El resultado extraído de las muestras localizó que había menos cantidad de GM1 en pacientes con la patología que en los sanos en el área más afectada llamada ‘sustancia negra’. Asimismo, otros estudios mostraron en modelos de cultivos celulares que GM1 interactúa con una proteína llamada alfa-sinucleína, la cual en la enfermedad de Parkinson puede formar grupos que pueden volverse tóxicos para las células cerebrales en la composición y provocar la muerte celular.

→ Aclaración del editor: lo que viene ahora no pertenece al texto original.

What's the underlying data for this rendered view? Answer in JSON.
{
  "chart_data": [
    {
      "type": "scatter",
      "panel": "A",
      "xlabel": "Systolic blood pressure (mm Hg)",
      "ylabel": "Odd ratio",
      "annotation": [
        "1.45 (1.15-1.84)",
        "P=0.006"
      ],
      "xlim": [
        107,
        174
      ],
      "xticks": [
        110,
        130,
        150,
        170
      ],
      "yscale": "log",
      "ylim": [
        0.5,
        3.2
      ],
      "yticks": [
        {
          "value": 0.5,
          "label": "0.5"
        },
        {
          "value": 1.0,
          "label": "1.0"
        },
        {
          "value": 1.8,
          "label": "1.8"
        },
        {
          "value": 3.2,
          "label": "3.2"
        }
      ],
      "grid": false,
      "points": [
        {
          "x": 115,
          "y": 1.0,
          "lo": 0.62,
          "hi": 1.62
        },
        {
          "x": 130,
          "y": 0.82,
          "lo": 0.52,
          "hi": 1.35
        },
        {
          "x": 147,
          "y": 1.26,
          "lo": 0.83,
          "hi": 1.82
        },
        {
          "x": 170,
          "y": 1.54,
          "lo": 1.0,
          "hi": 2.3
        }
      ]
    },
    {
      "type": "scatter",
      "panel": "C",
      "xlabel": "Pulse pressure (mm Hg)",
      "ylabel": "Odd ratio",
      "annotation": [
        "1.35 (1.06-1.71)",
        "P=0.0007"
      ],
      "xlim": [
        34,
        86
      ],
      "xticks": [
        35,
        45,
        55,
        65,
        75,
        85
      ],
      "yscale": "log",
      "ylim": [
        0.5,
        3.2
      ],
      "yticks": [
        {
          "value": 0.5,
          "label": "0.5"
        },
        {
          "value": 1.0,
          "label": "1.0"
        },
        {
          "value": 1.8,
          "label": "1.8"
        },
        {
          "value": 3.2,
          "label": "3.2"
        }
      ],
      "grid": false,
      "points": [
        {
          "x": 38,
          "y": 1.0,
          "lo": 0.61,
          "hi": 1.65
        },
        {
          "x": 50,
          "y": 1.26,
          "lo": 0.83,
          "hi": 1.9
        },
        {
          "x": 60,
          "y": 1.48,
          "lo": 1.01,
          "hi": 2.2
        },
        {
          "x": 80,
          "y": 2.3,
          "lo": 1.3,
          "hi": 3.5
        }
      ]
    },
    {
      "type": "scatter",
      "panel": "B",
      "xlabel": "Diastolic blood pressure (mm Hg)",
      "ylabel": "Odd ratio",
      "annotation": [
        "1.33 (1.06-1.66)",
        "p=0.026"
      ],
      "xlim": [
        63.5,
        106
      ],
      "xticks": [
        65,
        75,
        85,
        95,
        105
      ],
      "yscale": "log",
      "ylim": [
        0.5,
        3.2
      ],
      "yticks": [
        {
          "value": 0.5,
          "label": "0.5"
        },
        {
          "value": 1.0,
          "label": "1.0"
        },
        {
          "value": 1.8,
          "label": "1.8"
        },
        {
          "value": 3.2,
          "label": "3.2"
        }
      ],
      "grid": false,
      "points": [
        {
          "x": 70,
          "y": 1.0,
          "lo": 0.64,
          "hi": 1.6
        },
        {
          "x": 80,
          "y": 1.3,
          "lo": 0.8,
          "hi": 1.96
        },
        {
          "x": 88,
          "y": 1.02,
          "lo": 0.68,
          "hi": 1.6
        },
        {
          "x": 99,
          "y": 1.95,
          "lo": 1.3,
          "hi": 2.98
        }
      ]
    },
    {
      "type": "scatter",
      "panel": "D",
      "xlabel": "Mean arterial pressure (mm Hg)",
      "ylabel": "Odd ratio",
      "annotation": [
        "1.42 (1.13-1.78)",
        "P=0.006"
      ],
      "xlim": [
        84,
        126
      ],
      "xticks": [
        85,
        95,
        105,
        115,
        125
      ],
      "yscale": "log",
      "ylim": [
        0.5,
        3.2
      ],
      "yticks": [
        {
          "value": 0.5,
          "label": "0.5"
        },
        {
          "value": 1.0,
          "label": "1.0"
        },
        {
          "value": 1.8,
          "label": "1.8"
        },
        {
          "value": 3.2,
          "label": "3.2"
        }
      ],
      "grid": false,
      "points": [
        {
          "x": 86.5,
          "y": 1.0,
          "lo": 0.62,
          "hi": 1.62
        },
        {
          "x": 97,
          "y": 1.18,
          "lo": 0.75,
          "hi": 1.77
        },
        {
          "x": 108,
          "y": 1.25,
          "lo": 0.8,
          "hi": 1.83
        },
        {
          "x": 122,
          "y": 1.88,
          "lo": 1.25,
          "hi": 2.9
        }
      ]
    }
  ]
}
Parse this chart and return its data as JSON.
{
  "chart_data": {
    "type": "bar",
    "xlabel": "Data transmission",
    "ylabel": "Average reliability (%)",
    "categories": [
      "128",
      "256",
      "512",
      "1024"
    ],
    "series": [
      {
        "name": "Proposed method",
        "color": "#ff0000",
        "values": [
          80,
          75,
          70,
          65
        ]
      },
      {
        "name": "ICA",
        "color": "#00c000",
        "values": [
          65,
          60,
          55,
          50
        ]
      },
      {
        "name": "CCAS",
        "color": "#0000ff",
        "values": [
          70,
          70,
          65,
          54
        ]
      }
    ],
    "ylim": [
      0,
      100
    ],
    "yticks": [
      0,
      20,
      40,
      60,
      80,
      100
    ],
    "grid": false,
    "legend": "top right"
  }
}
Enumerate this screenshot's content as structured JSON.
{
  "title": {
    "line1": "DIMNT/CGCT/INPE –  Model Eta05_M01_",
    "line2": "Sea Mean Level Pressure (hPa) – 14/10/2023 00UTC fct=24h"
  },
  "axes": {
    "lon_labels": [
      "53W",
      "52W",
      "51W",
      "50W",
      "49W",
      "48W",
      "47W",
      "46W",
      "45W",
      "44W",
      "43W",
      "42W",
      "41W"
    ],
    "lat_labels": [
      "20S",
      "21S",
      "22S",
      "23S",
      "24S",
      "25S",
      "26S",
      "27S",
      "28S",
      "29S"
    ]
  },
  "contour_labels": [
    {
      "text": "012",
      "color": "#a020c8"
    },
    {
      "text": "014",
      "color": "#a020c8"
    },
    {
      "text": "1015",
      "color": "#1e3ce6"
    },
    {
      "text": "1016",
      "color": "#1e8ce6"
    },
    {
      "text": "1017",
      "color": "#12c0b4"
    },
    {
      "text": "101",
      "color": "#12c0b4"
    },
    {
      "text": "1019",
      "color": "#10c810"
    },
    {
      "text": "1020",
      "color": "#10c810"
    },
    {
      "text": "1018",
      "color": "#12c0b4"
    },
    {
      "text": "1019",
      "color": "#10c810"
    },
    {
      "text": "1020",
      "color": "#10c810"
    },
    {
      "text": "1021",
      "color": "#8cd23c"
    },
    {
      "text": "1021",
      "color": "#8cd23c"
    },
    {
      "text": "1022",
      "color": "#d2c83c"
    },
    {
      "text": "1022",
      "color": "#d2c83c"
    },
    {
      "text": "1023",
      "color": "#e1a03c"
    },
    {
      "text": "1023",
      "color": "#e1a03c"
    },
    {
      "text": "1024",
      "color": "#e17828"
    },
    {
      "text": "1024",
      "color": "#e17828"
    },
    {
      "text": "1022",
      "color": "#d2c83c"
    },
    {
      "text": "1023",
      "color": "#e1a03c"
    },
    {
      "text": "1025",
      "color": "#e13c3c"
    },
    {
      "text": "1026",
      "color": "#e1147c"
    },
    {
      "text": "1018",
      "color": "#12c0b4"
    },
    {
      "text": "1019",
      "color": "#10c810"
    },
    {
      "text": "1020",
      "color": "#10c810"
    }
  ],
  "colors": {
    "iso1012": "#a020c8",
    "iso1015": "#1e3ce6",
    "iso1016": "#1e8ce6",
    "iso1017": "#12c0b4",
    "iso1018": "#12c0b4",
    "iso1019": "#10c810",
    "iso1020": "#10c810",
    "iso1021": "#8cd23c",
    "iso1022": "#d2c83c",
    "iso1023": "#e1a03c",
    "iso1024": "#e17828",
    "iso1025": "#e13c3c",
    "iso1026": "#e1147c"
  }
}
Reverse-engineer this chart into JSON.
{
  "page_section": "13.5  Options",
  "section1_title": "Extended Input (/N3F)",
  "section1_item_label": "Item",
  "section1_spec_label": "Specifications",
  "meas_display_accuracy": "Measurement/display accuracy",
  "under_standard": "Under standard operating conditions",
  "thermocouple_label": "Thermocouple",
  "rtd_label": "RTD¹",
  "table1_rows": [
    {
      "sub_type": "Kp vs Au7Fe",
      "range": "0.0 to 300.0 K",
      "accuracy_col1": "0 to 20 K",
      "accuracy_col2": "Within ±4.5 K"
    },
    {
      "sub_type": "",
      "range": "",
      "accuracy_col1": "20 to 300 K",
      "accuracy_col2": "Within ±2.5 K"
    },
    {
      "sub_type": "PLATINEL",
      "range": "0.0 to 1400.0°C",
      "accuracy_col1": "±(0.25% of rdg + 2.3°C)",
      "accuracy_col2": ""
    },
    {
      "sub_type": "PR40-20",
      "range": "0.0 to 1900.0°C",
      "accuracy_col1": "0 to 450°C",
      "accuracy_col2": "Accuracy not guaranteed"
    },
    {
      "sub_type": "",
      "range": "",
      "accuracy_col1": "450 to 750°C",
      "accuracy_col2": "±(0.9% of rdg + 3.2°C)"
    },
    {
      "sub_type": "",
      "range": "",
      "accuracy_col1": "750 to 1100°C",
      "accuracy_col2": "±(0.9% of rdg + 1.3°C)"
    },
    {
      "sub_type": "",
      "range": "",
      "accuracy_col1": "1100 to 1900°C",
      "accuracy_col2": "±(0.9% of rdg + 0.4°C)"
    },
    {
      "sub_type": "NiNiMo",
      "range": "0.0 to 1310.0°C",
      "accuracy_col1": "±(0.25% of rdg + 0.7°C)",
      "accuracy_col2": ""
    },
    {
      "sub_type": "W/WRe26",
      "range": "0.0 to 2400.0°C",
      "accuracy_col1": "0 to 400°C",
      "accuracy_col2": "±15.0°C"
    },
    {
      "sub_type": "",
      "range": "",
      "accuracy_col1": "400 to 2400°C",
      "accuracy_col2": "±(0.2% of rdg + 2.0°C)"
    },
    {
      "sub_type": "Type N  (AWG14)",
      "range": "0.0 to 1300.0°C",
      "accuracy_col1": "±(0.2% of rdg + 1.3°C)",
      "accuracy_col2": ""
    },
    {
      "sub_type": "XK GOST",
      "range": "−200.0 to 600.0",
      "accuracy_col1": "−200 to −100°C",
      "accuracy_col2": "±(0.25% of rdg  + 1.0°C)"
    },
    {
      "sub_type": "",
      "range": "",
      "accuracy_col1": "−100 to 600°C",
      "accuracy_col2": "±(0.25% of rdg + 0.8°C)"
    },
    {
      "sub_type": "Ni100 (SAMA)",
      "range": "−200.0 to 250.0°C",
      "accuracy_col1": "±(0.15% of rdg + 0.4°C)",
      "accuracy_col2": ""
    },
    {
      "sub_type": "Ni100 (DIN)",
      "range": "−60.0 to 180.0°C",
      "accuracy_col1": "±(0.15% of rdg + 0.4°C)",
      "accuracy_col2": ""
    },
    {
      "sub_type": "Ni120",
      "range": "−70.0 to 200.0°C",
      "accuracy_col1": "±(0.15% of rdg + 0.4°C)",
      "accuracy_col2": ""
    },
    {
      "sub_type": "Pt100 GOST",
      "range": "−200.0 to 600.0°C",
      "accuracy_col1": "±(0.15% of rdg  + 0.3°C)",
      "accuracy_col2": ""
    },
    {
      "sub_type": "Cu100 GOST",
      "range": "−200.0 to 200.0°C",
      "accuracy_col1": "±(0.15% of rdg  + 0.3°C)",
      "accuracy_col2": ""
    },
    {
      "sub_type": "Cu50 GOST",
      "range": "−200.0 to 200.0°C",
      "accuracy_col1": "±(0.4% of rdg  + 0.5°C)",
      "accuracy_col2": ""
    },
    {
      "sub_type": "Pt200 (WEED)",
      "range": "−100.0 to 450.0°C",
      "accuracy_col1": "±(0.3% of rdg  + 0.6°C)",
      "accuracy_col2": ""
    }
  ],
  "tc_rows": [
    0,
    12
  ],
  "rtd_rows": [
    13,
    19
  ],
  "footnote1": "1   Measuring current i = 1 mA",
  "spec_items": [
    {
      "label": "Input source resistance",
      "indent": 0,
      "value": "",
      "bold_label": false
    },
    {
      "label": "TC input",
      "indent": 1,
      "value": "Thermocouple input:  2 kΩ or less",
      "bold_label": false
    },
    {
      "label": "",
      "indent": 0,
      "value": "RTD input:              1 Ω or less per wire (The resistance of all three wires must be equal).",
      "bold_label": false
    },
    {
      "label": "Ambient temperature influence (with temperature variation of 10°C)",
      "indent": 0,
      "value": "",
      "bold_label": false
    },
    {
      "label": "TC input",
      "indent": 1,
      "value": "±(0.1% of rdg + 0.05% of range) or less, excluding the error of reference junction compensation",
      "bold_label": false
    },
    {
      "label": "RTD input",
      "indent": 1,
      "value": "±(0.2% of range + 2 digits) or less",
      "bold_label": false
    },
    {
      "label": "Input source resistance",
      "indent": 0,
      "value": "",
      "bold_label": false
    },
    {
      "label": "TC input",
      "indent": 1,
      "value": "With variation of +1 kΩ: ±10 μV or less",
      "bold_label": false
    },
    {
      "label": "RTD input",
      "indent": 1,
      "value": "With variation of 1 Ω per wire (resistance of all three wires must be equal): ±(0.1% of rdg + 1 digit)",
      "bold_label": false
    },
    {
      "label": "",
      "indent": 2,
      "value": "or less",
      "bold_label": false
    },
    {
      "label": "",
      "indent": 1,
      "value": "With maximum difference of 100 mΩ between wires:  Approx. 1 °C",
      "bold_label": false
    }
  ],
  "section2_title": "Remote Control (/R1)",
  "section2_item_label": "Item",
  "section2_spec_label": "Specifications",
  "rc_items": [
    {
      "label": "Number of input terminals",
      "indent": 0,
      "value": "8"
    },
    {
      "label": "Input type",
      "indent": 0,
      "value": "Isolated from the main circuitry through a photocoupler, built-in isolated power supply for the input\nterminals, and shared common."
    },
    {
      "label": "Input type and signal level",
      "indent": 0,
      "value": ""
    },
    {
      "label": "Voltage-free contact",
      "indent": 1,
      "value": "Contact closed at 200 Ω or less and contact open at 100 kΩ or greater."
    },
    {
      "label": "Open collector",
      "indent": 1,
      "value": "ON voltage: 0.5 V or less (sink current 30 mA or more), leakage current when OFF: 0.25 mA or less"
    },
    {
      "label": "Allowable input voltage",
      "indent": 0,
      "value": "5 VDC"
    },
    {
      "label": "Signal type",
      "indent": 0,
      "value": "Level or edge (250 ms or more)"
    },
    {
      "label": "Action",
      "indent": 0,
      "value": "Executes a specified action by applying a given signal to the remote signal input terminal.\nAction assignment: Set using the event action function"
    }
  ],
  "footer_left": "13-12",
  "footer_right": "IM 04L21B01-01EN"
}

Un trabajo que ha sido reflejado en la publicación ‘Scientific Reports’, donde el equipo ha señalado que la administración de dosis diarias de GM1 a animales que producen en exceso la alfa-sinucleína inhibe los efectos tóxicos de la proteína. «Cuando observamos los cerebros de estos animales no solo descubrimos que podíamos proteger parcialmente sus neuronas de dopamina de los efectos tóxicos de la acumulación de alfa sinucleína, sino que también teníamos algunas pruebas de que tenían menos agregados de alfa-sinucleína», han subrayado.
Además de proteger las células cerebrales de la muerte, el tratamiento también revirtió algunos de los primeros síntomas motores. Por ello, los científicos sospechan que menos cantidad de GM1 en los cerebros de los pacientes con enfermedad de Parkinson puede facilitar la agregación de alfa-sinucleína y aumentar su toxicidad.